Configuring Point-to-Point Tunneling Protocol -Overview

Configuring Point-to-Point

Tunneling Protocol

Point-to-Point Tunneling Agreement (PPTP), authentic in RFC 2637, is another

common agreement acclimated for establishing VPNs.The better aberration between

IPsec and PPTP is that while IPsec is focused on tunneling IP traffic, PPTP works

at Layer 2 and has the adeptness to adit any Layer 3 traffic, including non-IP

protocols. Although PPTP is usually associated with Microsoft (the Windows OS

has included PPTP applicant and server functionality back NT 4.0), it was actually

designed by the PPTP Forum, which includes Microsoft Corporation,Ascend

Communications, 3Com/Primary Access, ECI Telematics, and US Robotics.


Configuring Virtual Clandestine Networking • Chapter 7 373

Overview

PPTP is abundant simpler than IPsec in its anatomy (see Figure 7.9). Each tunnel

includes the afterward elements:

 The client

 A arrangement admission server (for example, an ISP’s dialup server)

 The aperture or PPTP server

When a affiliation is actuality established, the afterward happens:

1. A applicant connects to the accessible arrangement (establishes a dialup connection

with an ISP, for example). If a affiliation is established, this footfall is

optional.

2. A PPTP ascendancy affiliation (a affiliation from the applicant to TCP port

1723 on the server) is established.This affiliation is accepted as the

PPTP tunnel.

3. A General Routing Encapsulation (GRE) adit is accustomed over IP

47 and is accepted as the PPTP abstracts tunnel.

4. All Layer 3 protocols are encapsulated by the applicant into PPP packets

first and again transmitted through the GRE tunnel.This cartage is decapsulated

twice (from GRE and from PPP) on the added ancillary by the

gateway and again forwarded to the clandestine network.

www.syngress.com

Figure 7.9 Point-to-Point Tunneling Agreement Functionality

VPN

client

Destination

server

Modem

phone line

ISP admission server (NAS) Aperture (PPTP server)

Internet

374 Chapter 7 • Configuring Virtual Clandestine Networking

NOTE

When application PPTP, be abiding to analysis that no arrangement accessories between

client and aperture (for example, ISP routers) clarify IP 47 (GRE) and TCP

connections to anchorage 1723 on the aperture (the PIX firewall in our case).

The PIX firewall supports entering PPTP. It can action as a server but not

as a client.
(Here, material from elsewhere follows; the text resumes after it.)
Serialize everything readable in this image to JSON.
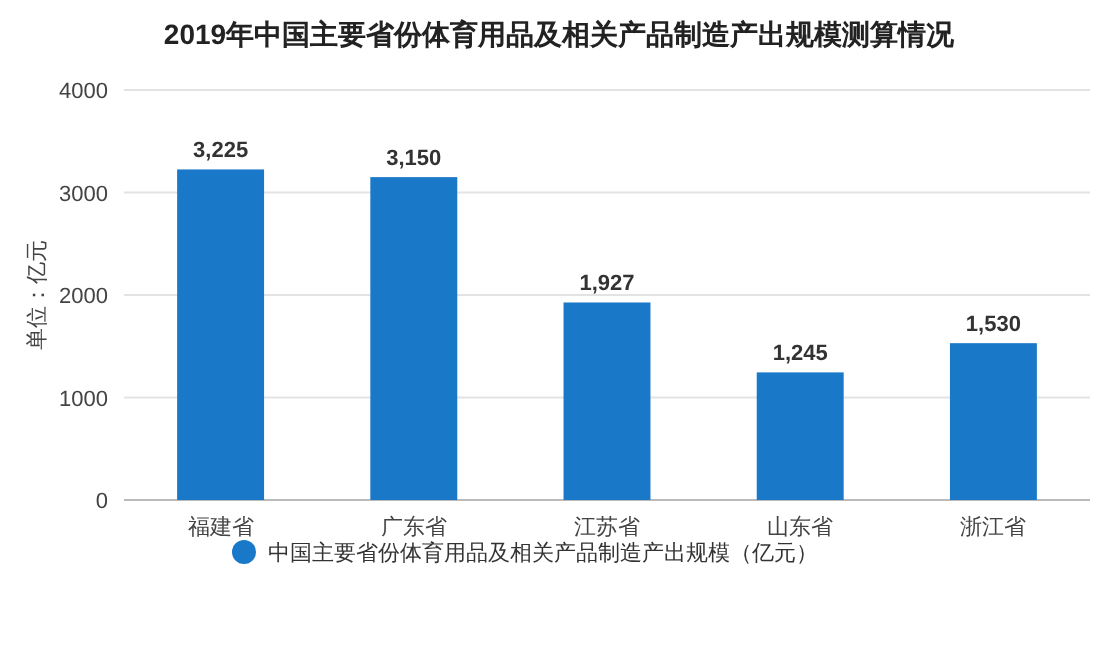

Addition brake is that alone one of its interfaces can accept PPTP

processing enabled.

As PPTP is PPP encapsulated into GRE, it uses all PPP affidavit and

encryption features. Affidavit actuality agency applicant affidavit alone (using

PAP, CHAP, or MS-CHAP), as against to IPsec packet authentication.
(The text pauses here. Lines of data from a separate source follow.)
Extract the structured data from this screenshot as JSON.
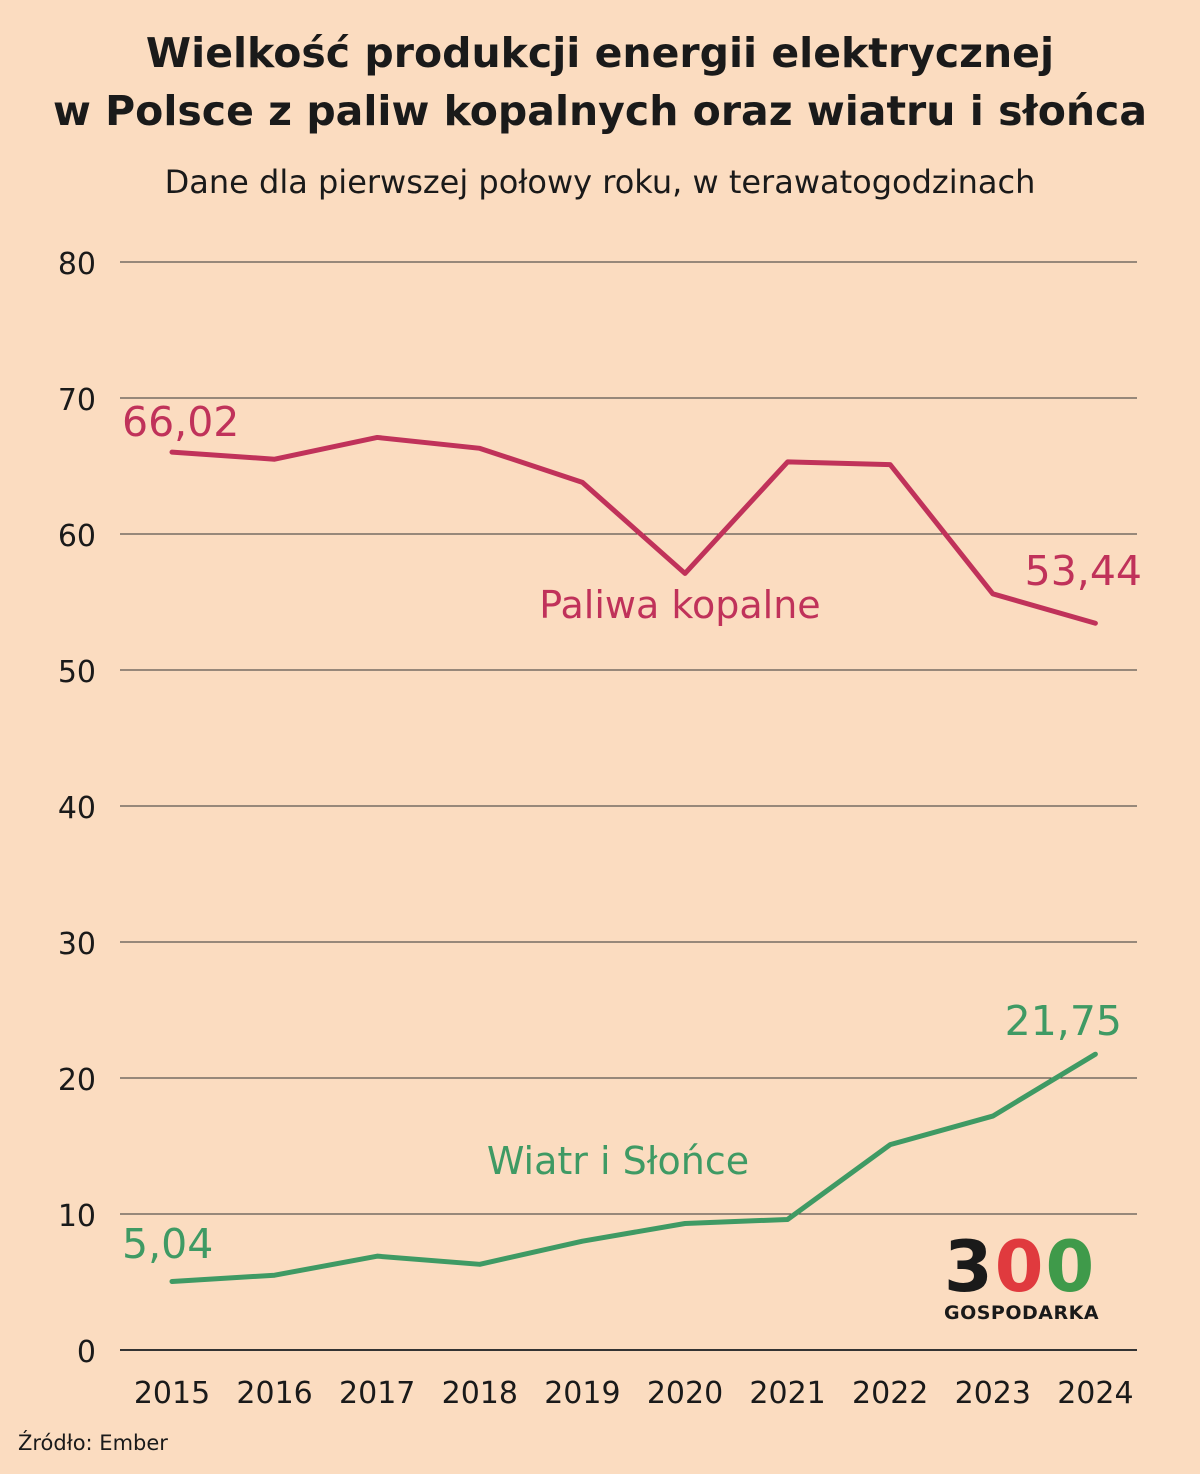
{
  "title_line1": "Wielkość produkcji energii elektrycznej",
  "title_line2": "w Polsce z paliw kopalnych oraz wiatru i słońca",
  "subtitle": "Dane dla pierwszej połowy roku, w terawatogodzinach",
  "source": "Źródło: Ember",
  "logo": {
    "digits": [
      "3",
      "0",
      "0"
    ],
    "label": "GOSPODARKA",
    "colors": [
      "#1a1a1a",
      "#e03a3e",
      "#3f9a4a"
    ]
  },
  "chart_data": {
    "type": "line",
    "x": [
      "2015",
      "2016",
      "2017",
      "2018",
      "2019",
      "2020",
      "2021",
      "2022",
      "2023",
      "2024"
    ],
    "ylim": [
      0,
      80
    ],
    "yticks": [
      0,
      10,
      20,
      30,
      40,
      50,
      60,
      70,
      80
    ],
    "grid": true,
    "series": [
      {
        "name": "Paliwa kopalne",
        "color": "#c0325a",
        "values": [
          66.02,
          65.5,
          67.1,
          66.3,
          63.8,
          57.1,
          65.3,
          65.1,
          55.6,
          53.44
        ]
      },
      {
        "name": "Wiatr i Słońce",
        "color": "#3f9a64",
        "values": [
          5.04,
          5.5,
          6.9,
          6.3,
          8.0,
          9.3,
          9.6,
          15.1,
          17.2,
          21.75
        ]
      }
    ],
    "annotations": [
      "66,02",
      "53,44",
      "5,04",
      "21,75"
    ]
  }
}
Unfortunately, PPTP allows packet bluffing and admittance by third parties, but

this blackmail can be alone to a assertive amount by application encryption.

Authentication can be performed by the PIX firewall application either its internal

database or alien AAA servers (RADIUS or TACACS+).

Encryption is adjourned application PPP Compression Ascendancy Agreement (CCP).

One of the accessible options in this agreement is the encryption bit.When it is

turned on, the tunneled PPP affiliation uses RC4 encryption with 40-bit or

128-bit keys—a allotment of Microsoft Point-to Point Encryption (MPPE) extensions.

As with DES, best keys are recommended, abnormally back RC4 is alike weaker

than DES. Compression itself is not accurate in PIX adaptation 6.2.When MPPE

is used, the alien AAA server acclimated for affidavit charge be RADIUS, and it

should be able to acknowledgment a MSCHAP_MPPE_KEY aspect to the PIX firewall

in the RADIUS Affidavit Accept packet.This Microsoft-specific RADIUS

attribute is declared (among others) in RFC 2548.

NOTE

MMPE can be acclimated alone if MS-CHAP affidavit is supported,

because MMPE needs an antecedent key to be generated during authentication

process, and this is accessible alone with MS-CHAP.

The PIX uses addition PPP subprotocol, IP Ascendancy Agreement (IPCP), to

assign an centralized IP abode from the defined PPTP basin to the client.The PIX

firewall alone supports 255 circumstantial PPTP applicant connections.